You can't say that you truly love her if you want to be with other girls. It usually ends up that you don't know what you have till you lose it. You think you want something different, but the grass is not always greener on the other side. You seem to have doubt in your mind and may think that you really have something worth keeping. It isn't fair to tag her along if you are wanting something else. You can't have your cake and eat it too. Just be sure to keep in mind that after you are done with your ';search mode,'; she may no longer be available. She can't just wait for you to find out that she's right for you.
Well then go with your heart.





It sounds like you want to go out there and just explore a bunch of different women???? or am I the only one reading it that way?





Are you going on a safari adventure or something and just want to alone?
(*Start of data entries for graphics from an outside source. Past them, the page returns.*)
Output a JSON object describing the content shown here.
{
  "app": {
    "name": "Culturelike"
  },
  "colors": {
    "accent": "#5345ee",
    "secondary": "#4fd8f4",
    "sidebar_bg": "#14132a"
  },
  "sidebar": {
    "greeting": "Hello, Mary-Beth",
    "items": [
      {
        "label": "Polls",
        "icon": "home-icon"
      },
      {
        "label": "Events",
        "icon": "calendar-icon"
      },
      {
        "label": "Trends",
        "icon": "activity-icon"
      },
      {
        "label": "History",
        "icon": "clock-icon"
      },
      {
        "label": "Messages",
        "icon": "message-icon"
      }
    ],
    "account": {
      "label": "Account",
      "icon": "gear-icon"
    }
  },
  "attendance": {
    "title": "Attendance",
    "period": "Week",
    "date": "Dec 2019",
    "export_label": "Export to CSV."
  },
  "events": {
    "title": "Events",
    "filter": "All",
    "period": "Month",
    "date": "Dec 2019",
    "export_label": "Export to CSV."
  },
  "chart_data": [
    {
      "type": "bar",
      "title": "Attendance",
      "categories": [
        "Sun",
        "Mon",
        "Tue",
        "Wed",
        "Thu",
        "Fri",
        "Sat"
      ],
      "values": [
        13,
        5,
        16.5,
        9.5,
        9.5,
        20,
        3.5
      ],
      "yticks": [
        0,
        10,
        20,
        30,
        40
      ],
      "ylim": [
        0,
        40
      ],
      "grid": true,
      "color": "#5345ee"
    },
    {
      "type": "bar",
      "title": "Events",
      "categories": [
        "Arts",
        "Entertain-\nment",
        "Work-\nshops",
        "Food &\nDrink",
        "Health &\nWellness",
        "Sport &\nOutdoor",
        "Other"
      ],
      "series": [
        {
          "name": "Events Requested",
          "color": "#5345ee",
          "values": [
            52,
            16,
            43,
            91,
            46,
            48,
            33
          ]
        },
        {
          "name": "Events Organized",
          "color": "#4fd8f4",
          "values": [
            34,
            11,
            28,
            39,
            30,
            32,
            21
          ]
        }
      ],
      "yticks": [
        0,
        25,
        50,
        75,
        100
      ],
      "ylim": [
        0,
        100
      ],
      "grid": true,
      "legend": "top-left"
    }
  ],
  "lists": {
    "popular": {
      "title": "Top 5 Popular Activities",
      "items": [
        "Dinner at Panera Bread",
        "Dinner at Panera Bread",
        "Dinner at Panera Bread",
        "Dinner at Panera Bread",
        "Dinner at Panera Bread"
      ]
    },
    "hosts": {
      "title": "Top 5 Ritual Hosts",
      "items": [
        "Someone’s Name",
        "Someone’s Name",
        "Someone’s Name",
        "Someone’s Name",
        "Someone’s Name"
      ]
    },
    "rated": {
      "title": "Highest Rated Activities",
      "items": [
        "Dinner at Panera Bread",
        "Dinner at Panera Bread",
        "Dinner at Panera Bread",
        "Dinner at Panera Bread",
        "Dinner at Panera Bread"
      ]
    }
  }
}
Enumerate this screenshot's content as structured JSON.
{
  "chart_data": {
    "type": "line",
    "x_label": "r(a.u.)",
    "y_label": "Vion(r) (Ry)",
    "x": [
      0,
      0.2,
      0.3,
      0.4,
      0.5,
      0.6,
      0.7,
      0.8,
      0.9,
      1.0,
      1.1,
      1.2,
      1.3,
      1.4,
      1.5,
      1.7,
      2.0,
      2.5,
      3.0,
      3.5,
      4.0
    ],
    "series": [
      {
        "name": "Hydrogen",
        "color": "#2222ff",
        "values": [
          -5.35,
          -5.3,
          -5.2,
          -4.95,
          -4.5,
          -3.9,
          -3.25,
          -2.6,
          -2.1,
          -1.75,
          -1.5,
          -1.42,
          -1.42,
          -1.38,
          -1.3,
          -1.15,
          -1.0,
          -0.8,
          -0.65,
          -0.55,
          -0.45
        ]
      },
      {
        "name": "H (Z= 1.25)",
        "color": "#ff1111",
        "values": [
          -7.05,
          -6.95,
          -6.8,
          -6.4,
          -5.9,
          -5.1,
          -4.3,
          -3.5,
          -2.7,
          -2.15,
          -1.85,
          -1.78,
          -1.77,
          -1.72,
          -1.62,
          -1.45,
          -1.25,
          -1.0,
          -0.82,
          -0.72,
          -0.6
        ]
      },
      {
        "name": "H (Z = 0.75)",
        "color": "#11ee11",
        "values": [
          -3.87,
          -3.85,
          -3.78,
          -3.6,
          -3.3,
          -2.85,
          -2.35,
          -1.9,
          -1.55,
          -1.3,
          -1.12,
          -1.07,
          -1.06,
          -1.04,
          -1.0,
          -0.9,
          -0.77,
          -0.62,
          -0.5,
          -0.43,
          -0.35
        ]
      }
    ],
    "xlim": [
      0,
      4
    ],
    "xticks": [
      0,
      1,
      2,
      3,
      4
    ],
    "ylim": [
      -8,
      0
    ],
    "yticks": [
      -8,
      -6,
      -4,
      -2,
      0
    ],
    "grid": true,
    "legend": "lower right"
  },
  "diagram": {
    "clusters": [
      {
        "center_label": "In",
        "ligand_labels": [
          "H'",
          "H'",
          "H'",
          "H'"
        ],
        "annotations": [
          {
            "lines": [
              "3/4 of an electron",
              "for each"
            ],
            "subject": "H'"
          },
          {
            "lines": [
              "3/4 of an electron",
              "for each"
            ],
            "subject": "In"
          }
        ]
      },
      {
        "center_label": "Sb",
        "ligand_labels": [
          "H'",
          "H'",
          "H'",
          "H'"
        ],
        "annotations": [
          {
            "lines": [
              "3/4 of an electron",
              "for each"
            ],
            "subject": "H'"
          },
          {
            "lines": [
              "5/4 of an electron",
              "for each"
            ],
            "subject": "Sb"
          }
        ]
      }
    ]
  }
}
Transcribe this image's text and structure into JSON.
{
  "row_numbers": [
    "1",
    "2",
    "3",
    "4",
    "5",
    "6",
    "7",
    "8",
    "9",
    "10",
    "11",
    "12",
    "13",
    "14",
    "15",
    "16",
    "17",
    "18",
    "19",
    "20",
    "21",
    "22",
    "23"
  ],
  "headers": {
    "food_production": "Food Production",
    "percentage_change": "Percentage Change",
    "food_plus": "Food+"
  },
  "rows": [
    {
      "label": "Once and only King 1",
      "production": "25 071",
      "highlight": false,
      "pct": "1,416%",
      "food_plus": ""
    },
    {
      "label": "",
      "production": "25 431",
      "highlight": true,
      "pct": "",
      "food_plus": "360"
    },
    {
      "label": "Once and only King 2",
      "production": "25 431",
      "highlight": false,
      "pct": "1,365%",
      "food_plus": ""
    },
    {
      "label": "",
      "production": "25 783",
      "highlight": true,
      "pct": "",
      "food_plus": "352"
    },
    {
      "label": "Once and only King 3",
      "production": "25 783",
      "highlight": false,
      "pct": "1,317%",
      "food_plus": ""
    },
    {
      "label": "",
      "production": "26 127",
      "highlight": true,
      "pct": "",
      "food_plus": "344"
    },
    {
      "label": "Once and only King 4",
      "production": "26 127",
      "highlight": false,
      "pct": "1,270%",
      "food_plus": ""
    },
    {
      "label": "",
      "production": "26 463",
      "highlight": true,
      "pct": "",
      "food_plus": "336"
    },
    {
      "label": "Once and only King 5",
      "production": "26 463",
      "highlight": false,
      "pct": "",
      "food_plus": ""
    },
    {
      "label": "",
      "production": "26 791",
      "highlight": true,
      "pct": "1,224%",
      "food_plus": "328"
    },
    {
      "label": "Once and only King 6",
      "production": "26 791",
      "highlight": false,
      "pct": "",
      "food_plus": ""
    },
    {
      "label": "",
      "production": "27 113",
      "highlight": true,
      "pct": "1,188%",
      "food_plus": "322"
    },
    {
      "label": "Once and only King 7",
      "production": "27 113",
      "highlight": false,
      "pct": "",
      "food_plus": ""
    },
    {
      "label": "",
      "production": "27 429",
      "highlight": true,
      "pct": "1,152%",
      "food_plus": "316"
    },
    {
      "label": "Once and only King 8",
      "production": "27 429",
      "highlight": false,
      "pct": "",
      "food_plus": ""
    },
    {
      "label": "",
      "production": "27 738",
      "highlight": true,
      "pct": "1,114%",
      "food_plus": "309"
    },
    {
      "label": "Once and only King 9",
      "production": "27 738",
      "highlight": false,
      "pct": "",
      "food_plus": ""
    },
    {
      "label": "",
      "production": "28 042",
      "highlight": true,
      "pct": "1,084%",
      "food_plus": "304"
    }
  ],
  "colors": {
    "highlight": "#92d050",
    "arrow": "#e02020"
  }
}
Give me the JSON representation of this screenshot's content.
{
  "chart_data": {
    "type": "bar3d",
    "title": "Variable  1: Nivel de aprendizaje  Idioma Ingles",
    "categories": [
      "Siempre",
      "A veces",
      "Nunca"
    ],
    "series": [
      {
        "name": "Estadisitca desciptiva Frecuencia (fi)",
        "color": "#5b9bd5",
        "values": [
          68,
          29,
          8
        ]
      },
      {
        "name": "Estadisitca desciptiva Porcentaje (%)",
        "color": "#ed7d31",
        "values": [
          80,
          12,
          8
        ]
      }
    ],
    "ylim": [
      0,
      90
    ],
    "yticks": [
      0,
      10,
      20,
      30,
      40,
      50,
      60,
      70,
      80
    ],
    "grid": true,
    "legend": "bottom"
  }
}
I think not.





Bottom line is she isn't giving you want you ';think you want'; right now.





but anytime in doubt, get out.~
I can relate on many levels.


Ok first off.. I mean if youre itching for more that can lead to unfaithfulness and cheating and that would hurt her even more if and when she finds out.


I dont know if your both still young but if you are.. chances are she might be feeling the same. I mean she might not show it but theres always that thought about.. hmm maybe theres someone better for me out there.


I know when its love when I dont have to second guess if they're perfect for me and Im happy with who im with.


I mean if you dont want to hurt her .. then tell her. Talk to her.. dont keep it from her. Thats the worst thing you can do because imagine if somehow she finds out youre only stayin with her cuz u dont know how to break it to her.


If you talk to her. Keep in contact with her. I mean let ea other know whove youve seen and how its going. If youre not finding anyone else maybe you can give it another shot.


Mistakes are meant to teach.. So what ever choice..


think of how you can sit her down and really tell her you're feelings or keep telling her you love her when inside you want to search to make sure you do.
Why? Sounds like you have an ideal relationship. If so... YOU are a fool to end it!